“Choice of Colors” (The Impressions)

It’s 1969, and Curtis Mayfield queries the implied African American male listener regarding the status quo. How did you come to value African Americans over “black folks not of kin,” and family over your “brother’s woman friend”? Who taught or told you to strongly value a “black preacher” over a “white teacher”? And, in general, how did you get so race conscious? Mayfield is preaching a kind of colorblindness to his listeners (“if there was no day or night, which would you prefer to be right?”), and two things stand out: first, the singer knows full well that what social science called “insularism” is actually a portfolio of public sphere projects designed as a survival strategy in a world dominated by race. So, in order to change course, the winds must seem to be blowing a bit differently.
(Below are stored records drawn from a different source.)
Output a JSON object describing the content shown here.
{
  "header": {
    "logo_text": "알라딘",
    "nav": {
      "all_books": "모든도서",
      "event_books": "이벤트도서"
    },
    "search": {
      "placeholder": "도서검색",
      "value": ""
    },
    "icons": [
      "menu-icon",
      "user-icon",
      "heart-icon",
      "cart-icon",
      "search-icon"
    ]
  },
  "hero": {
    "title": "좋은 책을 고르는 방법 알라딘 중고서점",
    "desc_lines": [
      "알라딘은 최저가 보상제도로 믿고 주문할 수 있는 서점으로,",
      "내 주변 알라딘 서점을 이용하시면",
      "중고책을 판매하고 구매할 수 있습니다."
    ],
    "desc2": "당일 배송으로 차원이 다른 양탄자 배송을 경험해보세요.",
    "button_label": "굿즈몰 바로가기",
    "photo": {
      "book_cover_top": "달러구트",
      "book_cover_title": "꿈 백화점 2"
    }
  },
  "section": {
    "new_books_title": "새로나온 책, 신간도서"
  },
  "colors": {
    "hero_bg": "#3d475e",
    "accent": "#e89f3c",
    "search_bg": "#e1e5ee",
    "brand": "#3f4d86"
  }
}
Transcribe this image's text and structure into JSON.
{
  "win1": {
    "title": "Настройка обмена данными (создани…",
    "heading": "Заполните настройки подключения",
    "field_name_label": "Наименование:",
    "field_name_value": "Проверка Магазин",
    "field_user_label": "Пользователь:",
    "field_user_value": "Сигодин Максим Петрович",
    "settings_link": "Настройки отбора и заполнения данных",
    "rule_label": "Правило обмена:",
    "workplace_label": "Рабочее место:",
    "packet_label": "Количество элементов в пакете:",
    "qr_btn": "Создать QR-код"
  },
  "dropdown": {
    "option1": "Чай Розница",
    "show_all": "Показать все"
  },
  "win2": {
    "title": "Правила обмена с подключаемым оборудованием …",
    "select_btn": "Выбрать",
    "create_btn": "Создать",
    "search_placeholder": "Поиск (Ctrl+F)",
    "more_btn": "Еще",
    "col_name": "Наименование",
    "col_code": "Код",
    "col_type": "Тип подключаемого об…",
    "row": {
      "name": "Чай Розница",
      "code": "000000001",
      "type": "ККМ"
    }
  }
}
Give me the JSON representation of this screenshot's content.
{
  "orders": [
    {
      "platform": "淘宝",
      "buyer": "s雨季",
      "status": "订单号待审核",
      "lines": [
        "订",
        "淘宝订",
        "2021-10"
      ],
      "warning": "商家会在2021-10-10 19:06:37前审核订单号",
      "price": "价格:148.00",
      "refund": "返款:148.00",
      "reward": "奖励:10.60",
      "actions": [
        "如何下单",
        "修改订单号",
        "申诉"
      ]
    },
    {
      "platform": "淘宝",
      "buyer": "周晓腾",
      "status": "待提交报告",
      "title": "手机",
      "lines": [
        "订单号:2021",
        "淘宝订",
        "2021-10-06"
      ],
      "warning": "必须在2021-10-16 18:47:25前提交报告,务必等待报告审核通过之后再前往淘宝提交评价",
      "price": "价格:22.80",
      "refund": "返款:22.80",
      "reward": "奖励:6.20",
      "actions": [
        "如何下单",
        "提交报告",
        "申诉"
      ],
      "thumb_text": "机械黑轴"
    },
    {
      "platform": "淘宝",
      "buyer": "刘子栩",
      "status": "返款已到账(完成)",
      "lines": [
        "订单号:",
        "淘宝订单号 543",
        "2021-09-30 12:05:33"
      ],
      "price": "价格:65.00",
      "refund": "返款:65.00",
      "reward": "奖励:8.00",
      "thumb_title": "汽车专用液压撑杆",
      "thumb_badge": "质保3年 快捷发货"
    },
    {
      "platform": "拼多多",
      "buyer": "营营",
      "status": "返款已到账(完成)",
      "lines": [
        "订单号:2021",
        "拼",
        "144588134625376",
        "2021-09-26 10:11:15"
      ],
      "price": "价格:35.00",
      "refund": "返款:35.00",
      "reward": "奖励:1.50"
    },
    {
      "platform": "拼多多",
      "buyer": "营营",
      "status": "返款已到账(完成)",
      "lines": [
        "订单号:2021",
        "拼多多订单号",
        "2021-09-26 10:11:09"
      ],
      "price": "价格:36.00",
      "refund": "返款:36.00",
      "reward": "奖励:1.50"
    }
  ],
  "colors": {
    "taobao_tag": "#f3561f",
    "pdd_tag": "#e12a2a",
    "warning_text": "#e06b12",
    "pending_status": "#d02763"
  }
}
One must feel the optimism that a “better society” is on the way. (If that’s not true, and if LBJ’s “New Society” is really cooptation of revolutionary energies, then perhaps the Black Panthers have got it right.) Second, and more complicating, is the line, “People must prove to the people a better day is coming for you and me.” Why do the “people” appear twice, and who’s proving what to whom? Mayfield, in essence, is calling for a self-work upon one’s own internal divisions. Since everyone can see both sides of the argument, everyone is necessarily two-faced on this question. You need to stand in a mirror, at twilight, and convince the other of color that the time is nigh.